Der Mann zögerte diesmal noch länger. Er begann wieder ein paar Schritte auf und ab zu gehen, bis er merkte, was er tat, und sich zusammen riss. «Tut mir leid...» meinte er nervös und atmete dann tief durch. Seine nächsten Worte stiess er so schnell heraus, dass Runya sicher war, dass er es rasch möglichst hinter sich hatte bringen wollen. «Ich habe schon viele Männer und Frauen gesehen, die unter einem Bann standen.

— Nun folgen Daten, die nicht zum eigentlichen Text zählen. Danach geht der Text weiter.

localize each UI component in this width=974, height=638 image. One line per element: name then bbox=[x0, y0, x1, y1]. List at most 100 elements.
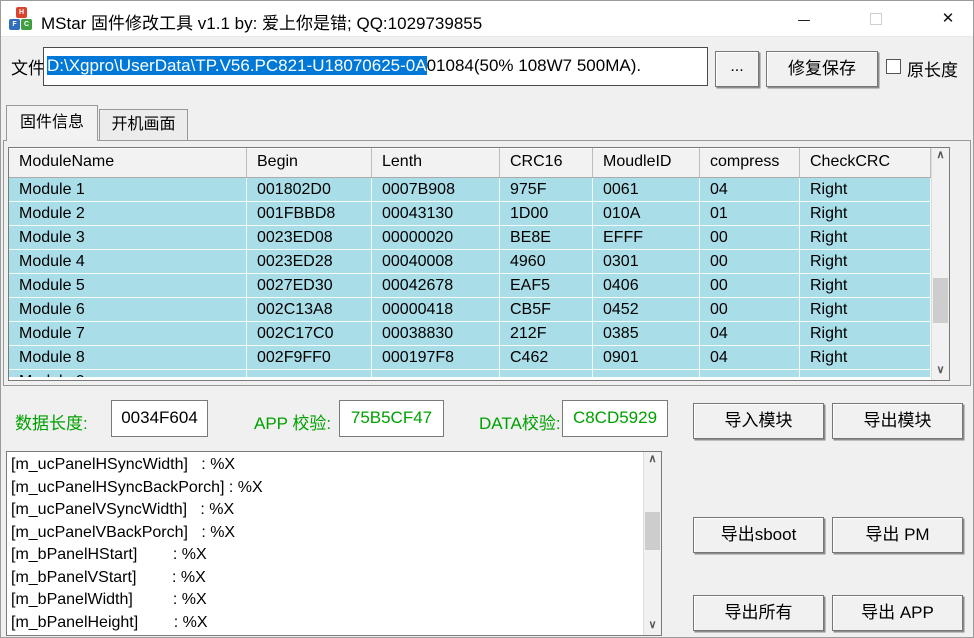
table-cell: Module 6 bbox=[9, 298, 247, 322]
table-cell: 0406 bbox=[593, 274, 700, 298]
icon-block-h: H bbox=[16, 7, 27, 18]
close-button[interactable]: ✕ bbox=[925, 1, 971, 37]
table-cell: 00 bbox=[700, 274, 800, 298]
table-cell: 975F bbox=[500, 178, 593, 202]
app-crc-value: 75B5CF47 bbox=[339, 400, 444, 437]
table-cell: 0023ED08 bbox=[247, 226, 372, 250]
file-path-input[interactable]: D:\Xgpro\UserData\TP.V56.PC821-U18070625… bbox=[43, 47, 708, 86]
table-cell: 002F9FF0 bbox=[247, 346, 372, 370]
original-length-checkbox[interactable] bbox=[886, 59, 901, 74]
table-cell: 0901 bbox=[593, 346, 700, 370]
log-scrollbar-thumb[interactable] bbox=[645, 512, 660, 550]
table-cell: EAF5 bbox=[500, 274, 593, 298]
tab-firmware-info[interactable]: 固件信息 bbox=[6, 105, 98, 141]
table-cell: 01 bbox=[700, 202, 800, 226]
table-cell: 00000020 bbox=[372, 226, 500, 250]
icon-block-f: F bbox=[9, 19, 20, 30]
table-cell: 04 bbox=[700, 346, 800, 370]
scroll-up-icon[interactable]: ∧ bbox=[932, 148, 949, 165]
table-cell: 00 bbox=[700, 298, 800, 322]
tab-boot-screen[interactable]: 开机画面 bbox=[99, 109, 188, 140]
export-app-button[interactable]: 导出 APP bbox=[832, 595, 963, 631]
table-cell: 00000418 bbox=[372, 298, 500, 322]
table-row[interactable]: Module 1001802D00007B908975F006104Right bbox=[9, 178, 931, 202]
col-header-compress[interactable]: compress bbox=[700, 148, 800, 177]
window-title: MStar 固件修改工具 v1.1 by: 爱上你是错; QQ:10297398… bbox=[41, 9, 482, 34]
scroll-up-icon[interactable]: ∧ bbox=[644, 452, 661, 469]
export-pm-button[interactable]: 导出 PM bbox=[832, 517, 963, 553]
log-text: [m_ucPanelHSyncWidth] : %X [m_ucPanelHSy… bbox=[11, 454, 641, 634]
table-partial-row: Module 9 bbox=[9, 370, 931, 377]
table-cell: 00038830 bbox=[372, 322, 500, 346]
scroll-down-icon[interactable]: ∨ bbox=[932, 363, 949, 380]
table-cell: Right bbox=[800, 226, 931, 250]
col-header-begin[interactable]: Begin bbox=[247, 148, 372, 177]
col-header-moudleid[interactable]: MoudleID bbox=[593, 148, 700, 177]
table-cell: 0385 bbox=[593, 322, 700, 346]
data-crc-label: DATA校验: bbox=[479, 409, 561, 434]
file-path-rest-text: 01084(50% 108W7 500MA). bbox=[427, 56, 642, 75]
log-textarea[interactable]: [m_ucPanelHSyncWidth] : %X [m_ucPanelHSy… bbox=[6, 451, 662, 636]
table-cell: 002C17C0 bbox=[247, 322, 372, 346]
icon-block-c: C bbox=[21, 19, 32, 30]
export-sboot-button[interactable]: 导出sboot bbox=[693, 517, 824, 553]
app-crc-label: APP 校验: bbox=[254, 409, 331, 434]
table-cell: C462 bbox=[500, 346, 593, 370]
maximize-icon bbox=[870, 13, 882, 25]
table-row[interactable]: Module 50027ED3000042678EAF5040600Right bbox=[9, 274, 931, 298]
minimize-button[interactable] bbox=[781, 1, 827, 37]
maximize-button[interactable] bbox=[853, 1, 899, 37]
table-cell: 1D00 bbox=[500, 202, 593, 226]
table-cell: 00040008 bbox=[372, 250, 500, 274]
table-cell: Module 8 bbox=[9, 346, 247, 370]
table-cell: 0301 bbox=[593, 250, 700, 274]
table-cell: Right bbox=[800, 274, 931, 298]
table-cell: Module 7 bbox=[9, 322, 247, 346]
table-row[interactable]: Module 8002F9FF0000197F8C462090104Right bbox=[9, 346, 931, 370]
table-cell: 00042678 bbox=[372, 274, 500, 298]
minimize-icon bbox=[798, 20, 810, 21]
table-cell: 0061 bbox=[593, 178, 700, 202]
table-row[interactable]: Module 40023ED28000400084960030100Right bbox=[9, 250, 931, 274]
table-cell: Module 5 bbox=[9, 274, 247, 298]
log-scrollbar[interactable]: ∧ ∨ bbox=[643, 452, 661, 635]
table-cell: CB5F bbox=[500, 298, 593, 322]
table-header: ModuleName Begin Lenth CRC16 MoudleID co… bbox=[9, 148, 931, 178]
table-row[interactable]: Module 6002C13A800000418CB5F045200Right bbox=[9, 298, 931, 322]
table-cell: Right bbox=[800, 250, 931, 274]
export-module-button[interactable]: 导出模块 bbox=[832, 403, 963, 439]
close-icon: ✕ bbox=[942, 10, 955, 27]
table-scrollbar-thumb[interactable] bbox=[933, 278, 948, 323]
file-label: 文件 bbox=[11, 54, 45, 79]
import-module-button[interactable]: 导入模块 bbox=[693, 403, 824, 439]
col-header-crc16[interactable]: CRC16 bbox=[500, 148, 593, 177]
table-cell: Right bbox=[800, 322, 931, 346]
col-header-checkcrc[interactable]: CheckCRC bbox=[800, 148, 931, 177]
table-cell: 0023ED28 bbox=[247, 250, 372, 274]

Ich selbst habe...» Ein hastiges Räuspern. «Kurz gesagt: ich bin mir absolut sicher, dass Auxin in den Minuten, in denen er unterwegs war, abgefangen und mit einem Bann belegt wurde. Vielleicht ist es auch schon vorher geschehen, kann sein... Aber Tatsache ist, dass er extrem... unnatürlich handelt.»
 

«Hast du das Frigga auch gesagt?» fragte Runya kaum hörbar.
 

Loki nickte. «Ja. Und nicht nur ihr. Ich war sogar verrückt genug, es bei Thor zu versuchen...» Er fuhr sich mit der rechten Hand durch sein dichtes schwarzes Haar. Sie zitterte. «War keine meiner besten Ideen, das können sie mir glauben.»
 

Runya tat es – ungefragt.
 

Schwer atmend liess sie sich in den Stuhl zurückfallen. Ihre Gedanken rasten. Da kam ihr auf einmal noch eine letzte Frage in den Sinn.
 

«Woher kennst du diese Inaja überhaupt?»
 

Der Mann schien zu erstarren. «Ist das... wichtig?»
 

Runya musterte ihn nachdenklich. «Du musst nicht antworten, wenn du nicht willst. Aber ich denke, dass du sie nicht nur kennst, sondern sogar ziemlich gut kennst. Stimmts?»
 

Er schloss flüchtig die Augen und erwiderte: «Wir waren mal zusammen. Vor Ewigkeiten. Aber da ich der einzige hier bin, der anständig mit ihr redet, sah sie wohl schon allein deshalb keinen anderen Ausweg, als sich an mich zu wenden.» Ein kurzes, bitteres Lachen entrang sich seiner Kehle. «Auch wenn ich nun wirklich der absolut letzte bin, der ihr helfen könnte.»
 

Ein kurzes Ziehen fuhr durch Runyas Brust, ein Stich, der sie selbst überraschte. Aber irgendwie mochte sie den Gedanken an eine ehemalige Geliebte Lokis nicht. ‘Reiss dich zusammen!’ mahnte sie sich innerlich. ‘Erstens ist Loki über tausend Jahre alt und hatte sicher schon unzählige Frauen, und zweitens wirst du ja wohl kaum eifersüchtig sein!’ Oder..?
 

Wie um sich von ihrem Gefühlswirrwarr abzulenken, sagte sie entschieden: «Ich werde versuchen, mit Thor nochmal über alles zu sprechen. Auch wenn ich mir wenig Hoffnungen mache: vielleicht kriege ich ihn ja dazu, die Sache wenigstens nochmals aufzurollen.»
 

Loki starrte sie mit einem Gemisch aus Überraschung und Entsetzen an. Er schien mit sich zu ringen, ehe er leise bat: «Ich flehe euch an, Herrin... erwähnt mich dabei nicht!»
 

«Keine Angst, das hatte ich nicht vor.» gab sie sanft zurück.